Photo: Courtesy of Wikimedia Commons Images - Washing an oiled gannet, a victim of the BP oil spill, May 1, 2010
Sunday, July 16, 2017
Time to comment on priorities for restoring the Gulf, says RESTORE Council
The BP oil spill that began on April 20, 2010 and lasted 87 days, gushed 200 million gallons of crude oil into the Gulf of Mexico off the coast of Louisiana. Further tarnishing the ecosystem occurred following generous air drops of the dispersant Corexit around the area of Barataria Bay and in other affected regions, called "zones". Birds, turtles, dolphins, and people were sickened by the horrific spill and the dispersant effects. Coral in the Gulf is still suffering, an additional pummeling besides the blight of climate change.
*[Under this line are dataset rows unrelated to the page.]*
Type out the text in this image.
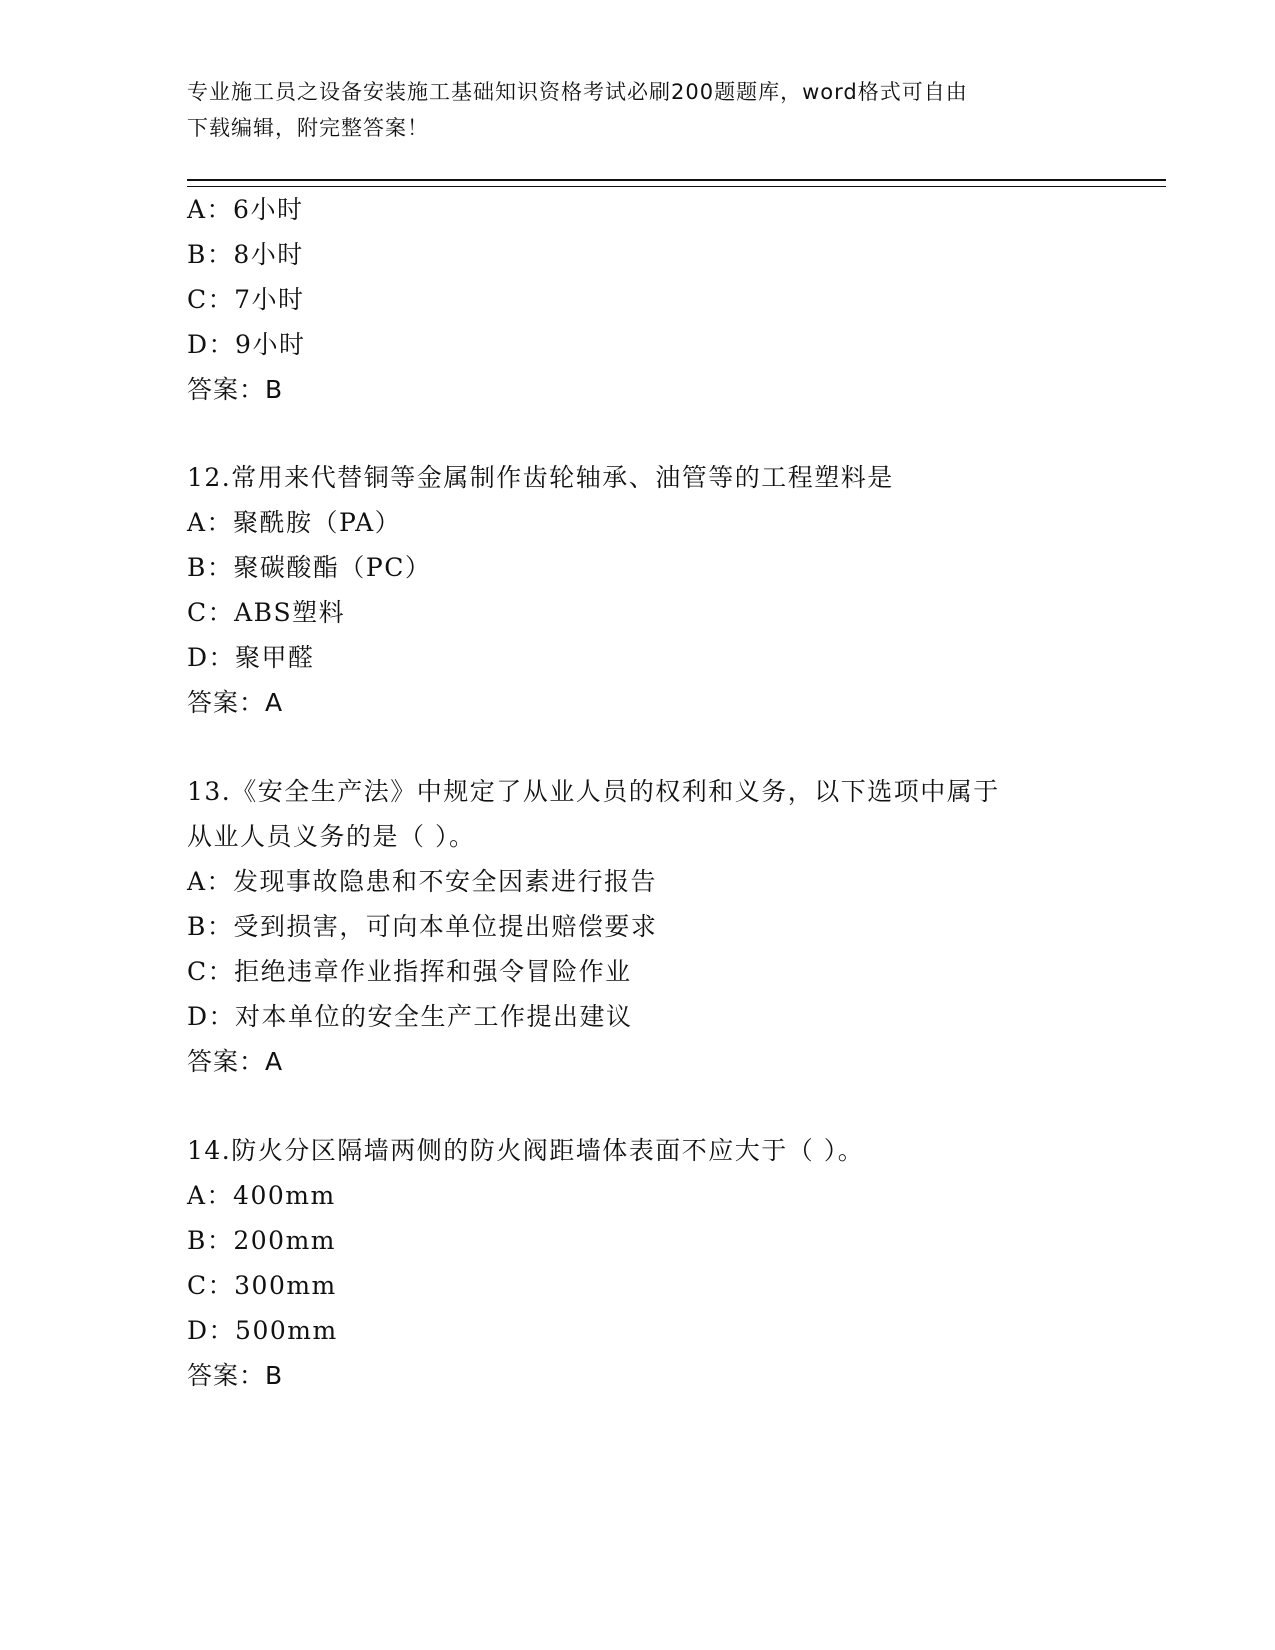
专业施工员之设备安装施工基础知识资格考试必刷200题题库，word格式可自由
下载编辑，附完整答案！
A：6小时
B：8小时
C：7小时
D：9小时
答案：B
12.常用来代替铜等金属制作齿轮轴承、油管等的工程塑料是
A：聚酰胺（PA）
B：聚碳酸酯（PC）
C：ABS塑料
D：聚甲醛
答案：A
13.《安全生产法》中规定了从业人员的权利和义务，以下选项中属于
从业人员义务的是（ ）。
A：发现事故隐患和不安全因素进行报告
B：受到损害，可向本单位提出赔偿要求
C：拒绝违章作业指挥和强令冒险作业
D：对本单位的安全生产工作提出建议
答案：A
14.防火分区隔墙两侧的防火阀距墙体表面不应大于（ ）。
A：400mm
B：200mm
C：300mm
D：500mm
答案：B
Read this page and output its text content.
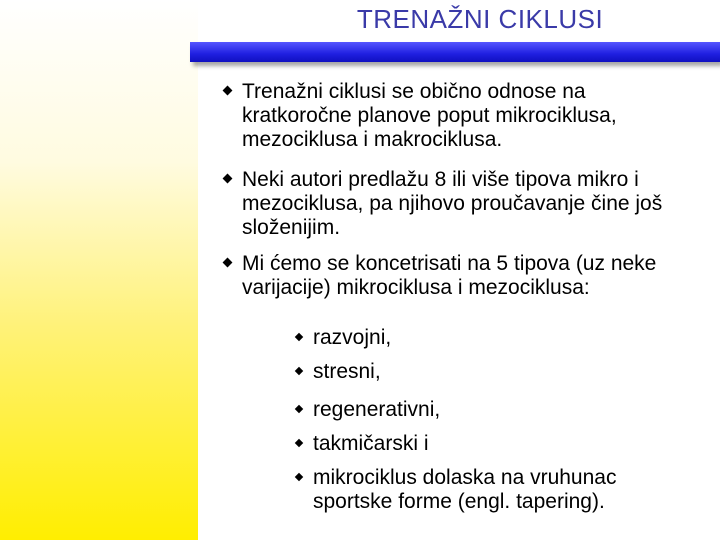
TRENAŽNI CIKLUSI
Trenažni ciklusi se obično odnose na kratkoročne planove poput mikrociklusa, mezociklusa i makrociklusa.
Neki autori predlažu 8 ili više tipova mikro i mezociklusa, pa njihovo proučavanje čine još složenijim.
Mi ćemo se koncetrisati na 5 tipova (uz neke varijacije) mikrociklusa i mezociklusa:
razvojni,
stresni,
regenerativni,
takmičarski i
mikrociklus dolaska na vruhunac sportske forme (engl. tapering).
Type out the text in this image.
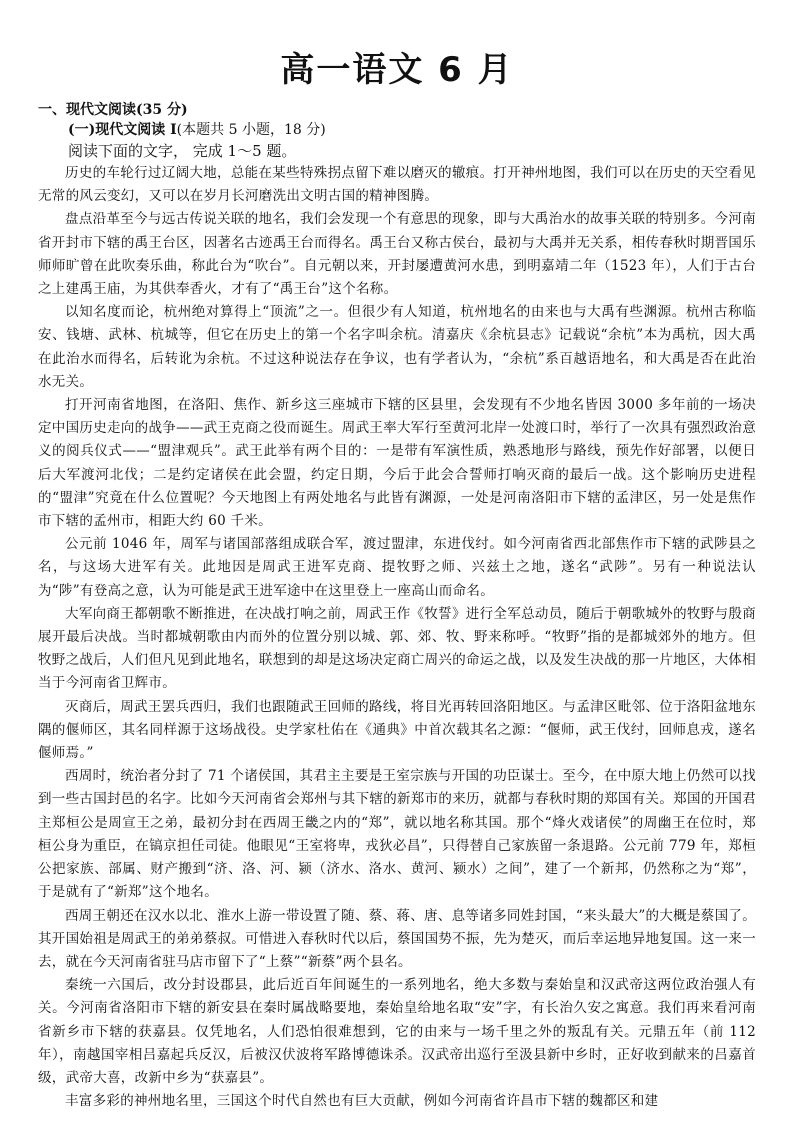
高一语文 6 月
一、现代文阅读(35 分)
(一)现代文阅读 I(本题共 5 小题，18 分)
阅读下面的文字， 完成 1～5 题。

历史的车轮行过辽阔大地，总能在某些特殊拐点留下难以磨灭的辙痕。打开神州地图，我们可以在历史的天空看见无常的风云变幻，又可以在岁月长河磨洗出文明古国的精神图腾。

盘点沿革至今与远古传说关联的地名，我们会发现一个有意思的现象，即与大禹治水的故事关联的特别多。今河南省开封市下辖的禹王台区，因著名古迹禹王台而得名。禹王台又称古侯台，最初与大禹并无关系，相传春秋时期晋国乐师师旷曾在此吹奏乐曲，称此台为“吹台”。自元朝以来，开封屡遭黄河水患，到明嘉靖二年（1523 年），人们于古台之上建禹王庙，为其供奉香火，才有了“禹王台”这个名称。

以知名度而论，杭州绝对算得上“顶流”之一。但很少有人知道，杭州地名的由来也与大禹有些渊源。杭州古称临安、钱塘、武林、杭城等，但它在历史上的第一个名字叫余杭。清嘉庆《余杭县志》记载说“余杭”本为禹杭，因大禹在此治水而得名，后转讹为余杭。不过这种说法存在争议，也有学者认为，“余杭”系百越语地名，和大禹是否在此治水无关。

打开河南省地图，在洛阳、焦作、新乡这三座城市下辖的区县里，会发现有不少地名皆因 3000 多年前的一场决定中国历史走向的战争——武王克商之役而诞生。周武王率大军行至黄河北岸一处渡口时，举行了一次具有强烈政治意义的阅兵仪式——“盟津观兵”。武王此举有两个目的：一是带有军演性质，熟悉地形与路线，预先作好部署，以便日后大军渡河北伐；二是约定诸侯在此会盟，约定日期，今后于此会合誓师打响灭商的最后一战。这个影响历史进程的“盟津”究竟在什么位置呢？今天地图上有两处地名与此皆有渊源，一处是河南洛阳市下辖的孟津区，另一处是焦作市下辖的孟州市，相距大约 60 千米。

公元前 1046 年，周军与诸国部落组成联合军，渡过盟津，东进伐纣。如今河南省西北部焦作市下辖的武陟县之名，与这场大进军有关。此地因是周武王进军克商、提牧野之师、兴兹土之地，遂名“武陟”。另有一种说法认为“陟”有登高之意，认为可能是武王进军途中在这里登上一座高山而命名。

大军向商王都朝歌不断推进，在决战打响之前，周武王作《牧誓》进行全军总动员，随后于朝歌城外的牧野与殷商展开最后决战。当时都城朝歌由内而外的位置分别以城、郭、郊、牧、野来称呼。“牧野”指的是都城郊外的地方。但牧野之战后，人们但凡见到此地名，联想到的却是这场决定商亡周兴的命运之战，以及发生决战的那一片地区，大体相当于今河南省卫辉市。

灭商后，周武王罢兵西归，我们也跟随武王回师的路线，将目光再转回洛阳地区。与孟津区毗邻、位于洛阳盆地东隅的偃师区，其名同样源于这场战役。史学家杜佑在《通典》中首次载其名之源：“偃师，武王伐纣，回师息戎，遂名偃师焉。”

西周时，统治者分封了 71 个诸侯国，其君主主要是王室宗族与开国的功臣谋士。至今，在中原大地上仍然可以找到一些古国封邑的名字。比如今天河南省会郑州与其下辖的新郑市的来历，就都与春秋时期的郑国有关。郑国的开国君主郑桓公是周宣王之弟，最初分封在西周王畿之内的“郑”，就以地名称其国。那个“烽火戏诸侯”的周幽王在位时，郑桓公身为重臣，在镐京担任司徒。他眼见“王室将卑，戎狄必昌”，只得替自己家族留一条退路。公元前 779 年，郑桓公把家族、部属、财产搬到“济、洛、河、颍（济水、洛水、黄河、颍水）之间”，建了一个新邦，仍然称之为“郑”，于是就有了“新郑”这个地名。

西周王朝还在汉水以北、淮水上游一带设置了随、蔡、蒋、唐、息等诸多同姓封国，“来头最大”的大概是蔡国了。其开国始祖是周武王的弟弟蔡叔。可惜进入春秋时代以后，蔡国国势不振，先为楚灭，而后幸运地异地复国。这一来一去，就在今天河南省驻马店市留下了“上蔡”“新蔡”两个县名。

秦统一六国后，改分封设郡县，此后近百年间诞生的一系列地名，绝大多数与秦始皇和汉武帝这两位政治强人有关。今河南省洛阳市下辖的新安县在秦时属战略要地，秦始皇给地名取“安”字，有长治久安之寓意。我们再来看河南省新乡市下辖的获嘉县。仅凭地名，人们恐怕很难想到，它的由来与一场千里之外的叛乱有关。元鼎五年（前 112 年），南越国宰相吕嘉起兵反汉，后被汉伏波将军路博德诛杀。汉武帝出巡行至汲县新中乡时，正好收到献来的吕嘉首级，武帝大喜，改新中乡为“获嘉县”。

丰富多彩的神州地名里，三国这个时代自然也有巨大贡献，例如今河南省许昌市下辖的魏都区和建
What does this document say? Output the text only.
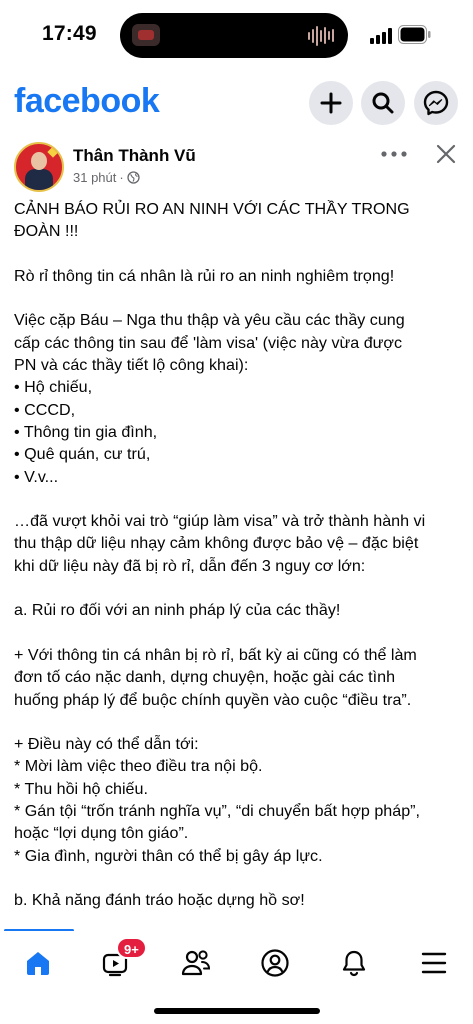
17:49
facebook
Thân Thành Vũ
31 phút ·
CẢNH BÁO RỦI RO AN NINH VỚI CÁC THẦY TRONG
ĐOÀN !!!
Rò rỉ thông tin cá nhân là rủi ro an ninh nghiêm trọng!
Việc cặp Báu – Nga thu thập và yêu cầu các thầy cung
cấp các thông tin sau để 'làm visa' (việc này vừa được
PN và các thầy tiết lộ công khai):
• Hộ chiếu,
• CCCD,
• Thông tin gia đình,
• Quê quán, cư trú,
• V.v...
…đã vượt khỏi vai trò “giúp làm visa” và trở thành hành vi
thu thập dữ liệu nhạy cảm không được bảo vệ – đặc biệt
khi dữ liệu này đã bị rò rỉ, dẫn đến 3 nguy cơ lớn:
a. Rủi ro đối với an ninh pháp lý của các thầy!
+ Với thông tin cá nhân bị rò rỉ, bất kỳ ai cũng có thể làm
đơn tố cáo nặc danh, dựng chuyện, hoặc gài các tình
huống pháp lý để buộc chính quyền vào cuộc “điều tra”.
+ Điều này có thể dẫn tới:
* Mời làm việc theo điều tra nội bộ.
* Thu hồi hộ chiếu.
* Gán tội “trốn tránh nghĩa vụ”, “di chuyển bất hợp pháp”,
hoặc “lợi dụng tôn giáo”.
* Gia đình, người thân có thể bị gây áp lực.
b. Khả năng đánh tráo hoặc dựng hồ sơ!
9+
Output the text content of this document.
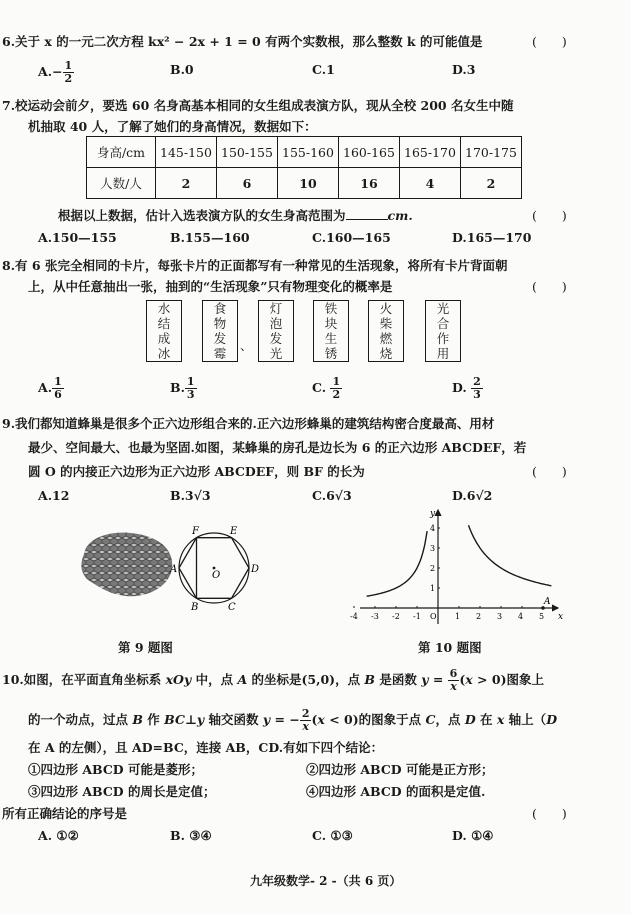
6.关于 x 的一元二次方程 kx² − 2x + 1 = 0 有两个实数根，那么整数 k 的可能值是	(　　)
$A.- \frac{1}{2}$	B.0	C.1	D.3
7.校运动会前夕，要选 60 名身高基本相同的女生组成表演方队，现从全校 200 名女生中随
机抽取 40 人，了解了她们的身高情况，数据如下：
身高/cm	145-150	150-155	155-160	160-165	165-170	170-175
人数/人	2	6	10	16	4	2
根据以上数据，估计入选表演方队的女生身高范围为	cm.	(　　)
A.150—155	B.155—160	C.160—165	D.165—170
8.有 6 张完全相同的卡片，每张卡片的正面都写有一种常见的生活现象，将所有卡片背面朝
上，从中任意抽出一张，抽到的“生活现象”只有物理变化的概率是	(　　)
水
结
成
冰
食
物
发
霉
、
灯
泡
发
光
铁
块
生
锈
火
柴
燃
烧
光
合
作
用
A. $\frac{1}{6}$	B. $\frac{1}{3}$	C. $\frac{1}{2}$	D. $\frac{2}{3}$
9.我们都知道蜂巢是很多个正六边形组合来的.正六边形蜂巢的建筑结构密合度最高、用材
最少、空间最大、也最为坚固.如图，某蜂巢的房孔是边长为 6 的正六边形 ABCDEF，若
圆 O 的内接正六边形为正六边形 ABCDEF，则 BF 的长为	(　　)
A.12	B.3√3	C.6√3	D.6√2
A
B	C
D
E
F
O
第 9 题图
-4 -3 -2 -1 O 1 2 3 4 5
1
2
3
4
A
x
y
第 10 题图
10.如图，在平面直角坐标系 xOy 中，点 A 的坐标是(5,0)，点 B 是函数 $y = \frac{6}{x} (x > 0)$图象上
的一个动点，过点 B 作 BC⊥y 轴交函数 y = − $\frac{2}{x} (x < 0)$的图象于点 C，点 D 在 x 轴上（D
在 A 的左侧），且 AD=BC，连接 AB，CD.有如下四个结论：
①四边形 ABCD 可能是菱形；	②四边形 ABCD 可能是正方形；
③四边形 ABCD 的周长是定值；	④四边形 ABCD 的面积是定值.
所有正确结论的序号是	(　　)
A. ①②	B. ③④	C. ①③	D. ①④
九年级数学- 2 -（共 6 页）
Now it's time for people in the Gulf, those most affected by this disaster, to voice their pain and share their experiences. The Gulf Coast Ecosystem Restoration Council has announced the availability of the Draft 2017 Funded Priorities List: Comprehensive Commitment and Planning Support in accordance with the Resources and Ecosystems Sustainability, Tourist Opportunities, and Revived Economies of the Gulf States Act (RESTORE Act). "In the draft CPS FPL, the Council proposes to provide its members with funding to enhance collaboration, coordination, public engagement and use of best available science needed to make efficient use of Gulf restoration funds resulting from the Deepwater Horizon oil spill. These awards will support the Council’s commitment to a coordinated approach to ecosystem restoration, as called for in the Comprehensive Plan Update 2016: Restoring the Gulf Coast’s Ecosystem and Economy. The draft CPS FPL is now available for public and Tribal review and comment at www.restorethegulf.gov," they wrote in a press release issued July 13.